Two Pathways for Electrocatalytic Oxidation of Hydrogen by a Nickel Bis(diphosphine) Complex with Pendant Amines in the Second Coordination Sphere

A nickel bis­(diphosphine) complex containing pendant amines in the second coordination sphere, [Ni­(PCy2Nt‑Bu2)2]­(BF4)2 (PCy2Nt‑Bu2 = 1,5-di­(tert-butyl)-3,7-dicyclohexyl-1,5-diaza-3,7-diphosphacyclooctane), is an electrocatalyst for hydrogen oxidation.
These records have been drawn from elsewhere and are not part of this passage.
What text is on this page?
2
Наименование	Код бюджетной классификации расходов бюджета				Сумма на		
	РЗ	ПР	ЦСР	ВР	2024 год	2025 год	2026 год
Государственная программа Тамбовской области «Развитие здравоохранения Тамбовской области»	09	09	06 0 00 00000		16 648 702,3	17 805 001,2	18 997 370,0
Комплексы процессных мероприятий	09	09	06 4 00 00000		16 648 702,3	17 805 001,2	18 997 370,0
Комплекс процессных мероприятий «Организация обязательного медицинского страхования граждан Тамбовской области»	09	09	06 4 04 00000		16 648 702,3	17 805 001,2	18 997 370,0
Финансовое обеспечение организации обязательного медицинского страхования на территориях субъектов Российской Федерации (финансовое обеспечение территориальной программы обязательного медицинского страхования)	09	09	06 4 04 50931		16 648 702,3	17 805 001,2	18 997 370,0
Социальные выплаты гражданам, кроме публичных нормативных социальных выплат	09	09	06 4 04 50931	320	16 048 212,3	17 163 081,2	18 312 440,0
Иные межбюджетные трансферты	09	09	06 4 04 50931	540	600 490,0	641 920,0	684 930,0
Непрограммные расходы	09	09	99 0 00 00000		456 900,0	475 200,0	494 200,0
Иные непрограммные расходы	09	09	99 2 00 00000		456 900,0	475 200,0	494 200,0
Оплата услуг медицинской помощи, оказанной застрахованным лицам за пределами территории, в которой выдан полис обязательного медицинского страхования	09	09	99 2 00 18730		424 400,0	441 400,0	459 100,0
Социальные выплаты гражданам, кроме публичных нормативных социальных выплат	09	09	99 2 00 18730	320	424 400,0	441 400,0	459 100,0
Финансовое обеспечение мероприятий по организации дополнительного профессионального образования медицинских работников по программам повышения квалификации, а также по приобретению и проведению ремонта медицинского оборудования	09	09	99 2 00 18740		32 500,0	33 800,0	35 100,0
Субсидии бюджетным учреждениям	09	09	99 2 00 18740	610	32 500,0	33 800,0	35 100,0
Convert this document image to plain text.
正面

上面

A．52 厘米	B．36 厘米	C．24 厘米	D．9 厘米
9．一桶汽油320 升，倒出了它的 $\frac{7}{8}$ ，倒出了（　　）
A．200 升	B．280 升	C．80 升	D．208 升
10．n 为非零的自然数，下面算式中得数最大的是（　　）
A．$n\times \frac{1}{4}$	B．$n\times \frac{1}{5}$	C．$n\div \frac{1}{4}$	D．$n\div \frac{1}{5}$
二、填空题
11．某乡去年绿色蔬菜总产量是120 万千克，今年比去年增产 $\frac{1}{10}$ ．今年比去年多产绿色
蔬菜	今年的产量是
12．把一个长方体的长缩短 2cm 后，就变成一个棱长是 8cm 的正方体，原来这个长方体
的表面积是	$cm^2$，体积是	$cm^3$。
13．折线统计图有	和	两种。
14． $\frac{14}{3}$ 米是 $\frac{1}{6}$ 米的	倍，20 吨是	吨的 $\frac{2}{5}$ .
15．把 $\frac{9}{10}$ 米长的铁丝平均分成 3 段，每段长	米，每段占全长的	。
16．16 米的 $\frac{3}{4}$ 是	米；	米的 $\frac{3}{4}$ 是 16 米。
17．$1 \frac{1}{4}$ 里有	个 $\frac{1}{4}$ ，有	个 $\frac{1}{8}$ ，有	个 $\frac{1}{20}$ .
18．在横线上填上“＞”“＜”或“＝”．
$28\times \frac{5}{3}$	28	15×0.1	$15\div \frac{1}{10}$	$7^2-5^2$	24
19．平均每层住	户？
The addition of hydrogen to the NiII complex gives three isomers of the doubly protonated Ni0 complex [Ni­(PCy2Nt‑Bu2H)2]­(BF4)2. Using the pKa values and NiII/I and NiI/0 redox potentials in a thermochemical cycle, the free energy of hydrogen addition to [Ni­(PCy2Nt‑Bu2)2]2+ was determined to be −7.9 kcal mol–1. The catalytic rate observed in dry acetonitrile for the oxidation of H2 depends on base size, with larger bases (NEt3, t-BuNH2) resulting in much slower catalysis than n-BuNH2. The addition of water accelerates the rate of catalysis by facilitating deprotonation of the hydrogen addition product before oxidation, especially for the larger bases NEt3 and t-BuNH2. This catalytic pathway, where deprotonation occurs prior to oxidation, leads to an overpotential that is 0.38 V lower compared to the pathway where oxidation precedes proton movement. Under the optimal conditions of 1.0 atm H2 using n-BuNH2 as a base and with added water, a turnover frequency of 58 s–1 is observed at 23 °C.